7. Aux termes de l'article L. 612-6 du code de l'entrée et du séjour des étrangers et du droit d'asile : " Lorsqu'aucun délai de départ volontaire n'a été accordé à l'étranger, l'autorité administrative assortit la décision portant obligation de quitter le territoire français d'une interdiction de retour sur le territoire français.

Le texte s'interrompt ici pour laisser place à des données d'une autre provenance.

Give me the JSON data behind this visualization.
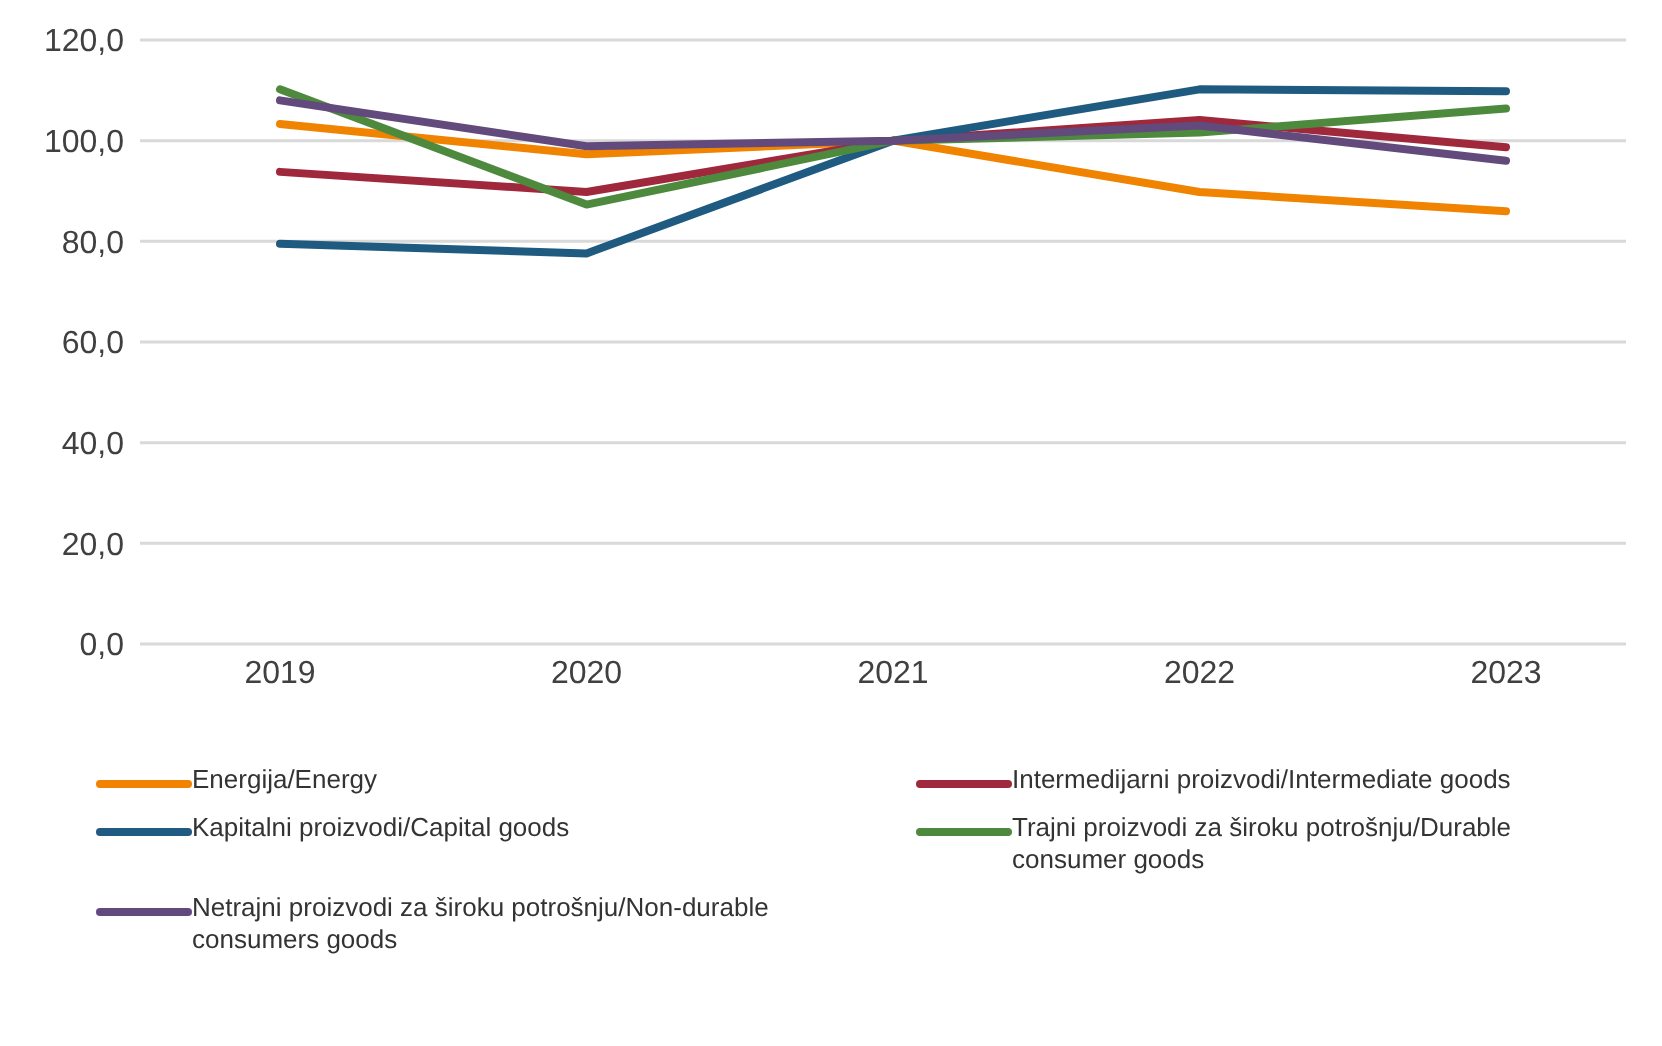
{
  "chart_data": {
    "type": "line",
    "categories": [
      "2019",
      "2020",
      "2021",
      "2022",
      "2023"
    ],
    "ylim": [
      0,
      120
    ],
    "yticks": [
      {
        "value": 0,
        "label": "0,0"
      },
      {
        "value": 20,
        "label": "20,0"
      },
      {
        "value": 40,
        "label": "40,0"
      },
      {
        "value": 60,
        "label": "60,0"
      },
      {
        "value": 80,
        "label": "80,0"
      },
      {
        "value": 100,
        "label": "100,0"
      },
      {
        "value": 120,
        "label": "120,0"
      }
    ],
    "grid": "y",
    "legend": "bottom",
    "marker": "none",
    "line_style": "solid",
    "series": [
      {
        "name": "Energija/Energy",
        "color": "#f08300",
        "values": [
          103.3,
          97.3,
          100,
          89.8,
          86
        ]
      },
      {
        "name": "Intermedijarni proizvodi/Intermediate goods",
        "color": "#a0283c",
        "values": [
          93.8,
          89.8,
          100,
          104.1,
          98.7
        ]
      },
      {
        "name": "Kapitalni proizvodi/Capital goods",
        "color": "#1f5a80",
        "values": [
          79.5,
          77.6,
          100,
          110.2,
          109.8
        ]
      },
      {
        "name": "Trajni proizvodi za široku potrošnju/Durable consumer goods",
        "color": "#4e8a3e",
        "values": [
          110.2,
          87.3,
          100,
          101.6,
          106.4
        ]
      },
      {
        "name": "Netrajni proizvodi za široku potrošnju/Non-durable consumers goods",
        "color": "#634a7c",
        "values": [
          108,
          98.9,
          100,
          103,
          96
        ]
      }
    ]
  }
}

Des circonstances humanitaires peuvent toutefois justifier que l'autorité administrative n'édicte pas d'interdiction de retour. / Les effets de cette interdiction cessent à l'expiration d'une durée, fixée par l'autorité administrative, qui ne peut excéder cinq ans à compter de l'exécution de l'obligation de quitter le territoire français, et dix ans en cas de menace grave pour l'ordre public ". Aux termes de l'article L. 612-10 du code de l'entrée et du séjour des étrangers et du droit d'asile : " Pour fixer la durée des interdictions de retour mentionnées aux articles L. 612-6 et L. 612-7, l'autorité administrative tient compte de la durée de présence de l'étranger sur le territoire français, de la nature et de l'ancienneté de ses liens avec la France, de la circonstance qu'il a déjà fait l'objet ou non d'une mesure d'éloignement et de la menace pour l'ordre public que représente sa présence sur le territoire français. Il en est de même pour l'édiction et la durée de l'interdiction de retour mentionnée à l'article L. 612-8 ainsi que pour la prolongation de l'interdiction de retour prévue à l'article L. 612-11. "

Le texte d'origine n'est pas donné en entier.